À Ottawa, l'équipe conservatrice affirme avoir été surprise des agissements de Jean Charest et de ses ministres. «On s'attendait à avoir un gouvernement du Québec plus discret, qui allait laisser aller la campagne. On s'attendait à ce qu'il demeure neutre, mais visiblement, ce n'était pas sa stratégie. Et on ne l'a pas vu venir», soutient un stratège conservateur.
Le premier ministre Jean Charest et ses ministres sont montés sur plusieurs tribunes pendant les élections fédérales pour dénoncer les compressions en culture, les réductions dans les subventions aux organismes de développement économique et les intentions de Stephen Harper en ce qui concerne les jeunes contrevenants. Le gouvernement Charest a également contredit Stephen Harper en affirmant que le déséquilibre fiscal n'est pas réglé.

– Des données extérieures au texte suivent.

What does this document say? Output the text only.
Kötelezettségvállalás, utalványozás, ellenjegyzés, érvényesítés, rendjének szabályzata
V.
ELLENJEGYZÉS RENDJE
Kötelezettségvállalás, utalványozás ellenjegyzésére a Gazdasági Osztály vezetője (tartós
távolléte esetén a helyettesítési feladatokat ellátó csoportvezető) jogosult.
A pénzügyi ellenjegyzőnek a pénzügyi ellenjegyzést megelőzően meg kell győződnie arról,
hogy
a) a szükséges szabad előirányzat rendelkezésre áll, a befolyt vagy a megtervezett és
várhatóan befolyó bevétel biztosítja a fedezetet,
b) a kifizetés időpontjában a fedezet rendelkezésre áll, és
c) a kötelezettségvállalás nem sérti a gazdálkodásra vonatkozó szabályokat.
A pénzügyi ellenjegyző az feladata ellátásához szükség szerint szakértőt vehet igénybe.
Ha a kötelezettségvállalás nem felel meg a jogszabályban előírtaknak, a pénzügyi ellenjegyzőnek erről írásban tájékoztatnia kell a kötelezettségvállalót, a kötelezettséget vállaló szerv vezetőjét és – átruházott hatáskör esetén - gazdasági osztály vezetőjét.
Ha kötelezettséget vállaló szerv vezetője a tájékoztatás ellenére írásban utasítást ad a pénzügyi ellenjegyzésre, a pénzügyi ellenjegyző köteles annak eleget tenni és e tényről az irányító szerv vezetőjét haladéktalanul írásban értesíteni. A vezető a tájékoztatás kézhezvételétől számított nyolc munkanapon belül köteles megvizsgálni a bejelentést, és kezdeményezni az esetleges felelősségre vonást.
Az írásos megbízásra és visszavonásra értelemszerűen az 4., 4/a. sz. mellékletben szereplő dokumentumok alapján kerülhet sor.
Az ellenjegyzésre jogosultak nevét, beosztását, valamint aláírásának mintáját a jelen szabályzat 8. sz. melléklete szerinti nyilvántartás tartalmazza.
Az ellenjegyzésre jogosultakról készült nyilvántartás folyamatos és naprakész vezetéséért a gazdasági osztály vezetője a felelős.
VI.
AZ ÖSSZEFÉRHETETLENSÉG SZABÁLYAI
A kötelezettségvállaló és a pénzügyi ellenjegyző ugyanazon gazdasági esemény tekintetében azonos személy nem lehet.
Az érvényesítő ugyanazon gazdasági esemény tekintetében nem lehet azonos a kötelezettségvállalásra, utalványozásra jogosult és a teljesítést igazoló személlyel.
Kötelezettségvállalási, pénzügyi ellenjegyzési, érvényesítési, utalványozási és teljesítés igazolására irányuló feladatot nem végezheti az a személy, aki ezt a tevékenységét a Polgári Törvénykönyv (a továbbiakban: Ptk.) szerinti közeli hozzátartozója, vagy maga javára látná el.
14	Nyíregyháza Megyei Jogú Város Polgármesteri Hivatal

Dans le bunker électoral des conservateurs, à Ottawa, les stratèges de la campagne n'étaient tout simplement pas prêts à faire face à ce type de «tir ami». Rien n'avait été préparé pour contrecarrer les affirmations d'un gouvernement du Québec très populaire dans les sondages et qui jouit d'une bonne crédibilité auprès des citoyens présentement.
Dans les hautes sphères du gouvernement Harper, on affirme qu'il n'y avait aucun besoin de s'y préparer puisque des «assurances» avaient été données par le bureau de Jean Charest dix jours avant le déclenchement des élections. «Jean Charest nous avait dit qu'il n'y aurait pas d'attaque pendant la campagne et que le gouvernement du Québec resterait discret. On s'est même fait demander par le bureau de Charest dans quels dossiers on voulait que le premier ministre du Québec dise des bons mots sur nous, pour nous aider. On a envoyé la liste, mais ils ne l'ont jamais suivie. Ils ont dit une chose en privé et ont fait le contraire en public. On s'est sentis trahis», explique une source conservatrice bien au fait de l'ambiance qui règne dans le bureau de Stephen Harper et qui a accepté de parler sous le couvert de l'anonymat en raison de la sensibilité du sujet.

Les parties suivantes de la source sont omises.